Lin Lin, Bao Yongxia
Department of Respiratory and Critical Care Medicine, The Second Affiliated Hospital of Harbin Medical University, Harbin, Heilongjiang, People's Republic of China.
Cancer Biomark. 2025 Jan;42(1):18758592241308756. doi: 10.1177/18758592241308756. Epub 2025 Apr 2.

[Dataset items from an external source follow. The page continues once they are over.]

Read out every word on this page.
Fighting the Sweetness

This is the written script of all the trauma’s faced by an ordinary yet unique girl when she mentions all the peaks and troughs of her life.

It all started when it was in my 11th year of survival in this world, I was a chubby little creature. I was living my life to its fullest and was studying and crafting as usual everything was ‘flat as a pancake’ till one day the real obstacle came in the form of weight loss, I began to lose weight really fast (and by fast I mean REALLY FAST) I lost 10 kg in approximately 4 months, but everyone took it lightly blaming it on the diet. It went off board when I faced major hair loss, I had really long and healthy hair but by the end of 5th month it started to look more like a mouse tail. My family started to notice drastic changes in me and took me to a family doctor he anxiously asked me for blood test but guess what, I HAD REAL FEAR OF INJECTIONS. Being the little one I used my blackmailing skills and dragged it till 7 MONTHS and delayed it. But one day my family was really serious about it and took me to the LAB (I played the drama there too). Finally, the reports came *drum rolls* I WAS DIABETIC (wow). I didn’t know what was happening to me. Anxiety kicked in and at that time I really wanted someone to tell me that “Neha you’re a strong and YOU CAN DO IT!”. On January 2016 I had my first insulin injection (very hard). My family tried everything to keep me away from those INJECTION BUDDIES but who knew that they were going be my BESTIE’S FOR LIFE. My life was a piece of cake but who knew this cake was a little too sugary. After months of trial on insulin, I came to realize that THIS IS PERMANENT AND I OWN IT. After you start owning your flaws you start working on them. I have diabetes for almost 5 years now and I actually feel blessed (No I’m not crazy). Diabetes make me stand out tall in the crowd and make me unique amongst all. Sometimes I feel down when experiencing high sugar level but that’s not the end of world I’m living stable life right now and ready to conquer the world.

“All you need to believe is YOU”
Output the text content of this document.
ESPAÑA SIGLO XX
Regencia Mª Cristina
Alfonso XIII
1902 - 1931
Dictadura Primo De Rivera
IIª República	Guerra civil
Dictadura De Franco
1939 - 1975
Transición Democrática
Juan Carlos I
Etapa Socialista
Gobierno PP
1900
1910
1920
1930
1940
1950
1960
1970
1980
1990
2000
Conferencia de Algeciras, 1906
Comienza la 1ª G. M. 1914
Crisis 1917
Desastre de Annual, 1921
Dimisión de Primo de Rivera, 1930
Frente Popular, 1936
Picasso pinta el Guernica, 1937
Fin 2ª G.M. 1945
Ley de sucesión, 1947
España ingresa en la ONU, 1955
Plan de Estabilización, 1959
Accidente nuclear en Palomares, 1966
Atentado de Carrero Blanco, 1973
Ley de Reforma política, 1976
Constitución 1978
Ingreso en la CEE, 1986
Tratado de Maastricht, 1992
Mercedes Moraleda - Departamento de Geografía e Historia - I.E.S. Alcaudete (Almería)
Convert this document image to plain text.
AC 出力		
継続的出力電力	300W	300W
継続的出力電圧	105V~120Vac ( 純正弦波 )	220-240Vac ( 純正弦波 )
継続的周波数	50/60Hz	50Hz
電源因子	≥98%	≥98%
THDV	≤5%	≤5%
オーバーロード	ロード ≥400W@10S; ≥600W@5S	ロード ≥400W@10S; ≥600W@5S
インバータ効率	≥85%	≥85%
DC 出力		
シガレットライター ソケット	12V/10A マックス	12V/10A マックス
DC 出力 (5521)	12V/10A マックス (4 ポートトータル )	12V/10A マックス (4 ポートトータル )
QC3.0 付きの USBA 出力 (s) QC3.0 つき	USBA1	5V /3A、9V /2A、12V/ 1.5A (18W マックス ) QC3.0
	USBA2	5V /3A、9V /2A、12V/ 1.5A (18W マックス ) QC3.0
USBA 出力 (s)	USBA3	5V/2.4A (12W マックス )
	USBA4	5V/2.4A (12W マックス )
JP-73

ObjectiveStudy aims to develop diagnostic and prognostic models for lung adenocarcinoma (LUAD) using Machine learning(ML)algorithms, aiming to enhance clinical decision-making accuracy.MethodsData from The Cancer Genome Atlas (TCGA) for LUAD patients were split into training (n = 196) and test sets (n = 133). Feature selection (Least Absolute Shrinkage and Selection Operator (LASSO), Random Forest (RF), and Support Vector Machine (SVM)) identified miRNAs distinguishing stage I LUAD. Six ML algorithms predicted pulmonary node classification. Model performance was evaluated using Receiver Operating Characteristic (ROC) curve, Precision-Recall (PR) curves, and Error Rates (CE). A prognostic model was constructed using Lasso Cox regression. Risk score plots were generated, and model performance was assessed using Kaplan-Meier (K-M) and time-dependent ROC curves. Functional enrichment analyses investigated miRNA function and mechanism.ResultsThe feature selection results identified five miRNA molecules as distinguishing characteristics between early-stage LUAD and adjacent non-cancerous tissues. A prognostic model using 13 miRNAs predicted poorer outcomes for patients with higher risk scores, supported by time-dependent ROC curves and a nomogram. Functional enrichment analysis identified cancer-related signaling pathways for the biomarkers.ConclusionML identified a diagnostic five-miRNA signature and a prognostic 13-miRNA model for LUAD, both robust and reliable.
本研究旨在利用机器学习(ML)算法开发肺腺癌(LUAD)的诊断和预后模型,以提高临床决策的准确性。
来自癌症基因组图谱(TCGA)的LUAD患者数据被分为训练集(n = 196)和测试集(n = 133)。通过特征选择(最小绝对收缩和选择算子(LASSO)、随机森林(RF)和支持向量机(SVM))确定区分I期LUAD的miRNA。六种ML算法预测肺结节分类。使用受试者工作特征(ROC)曲线、精确召回率(PR)曲线和错误率(CE)评估模型性能。使用Lasso Cox回归构建预后模型。生成风险评分图,并使用Kaplan-Meier(K-M)曲线和时间依赖性ROC曲线评估模型性能。功能富集分析研究miRNA的功能和机制。
特征选择结果确定了五个miRNA分子作为早期LUAD与相邻非癌组织之间的区分特征。使用13个miRNA的预后模型预测,风险评分较高的患者预后较差,时间依赖性ROC曲线和列线图支持这一结果。功能富集分析确定了生物标志物的癌症相关信号通路。
ML确定了LUAD的诊断性五miRNA特征和预后性13-miRNA模型,两者均稳健可靠。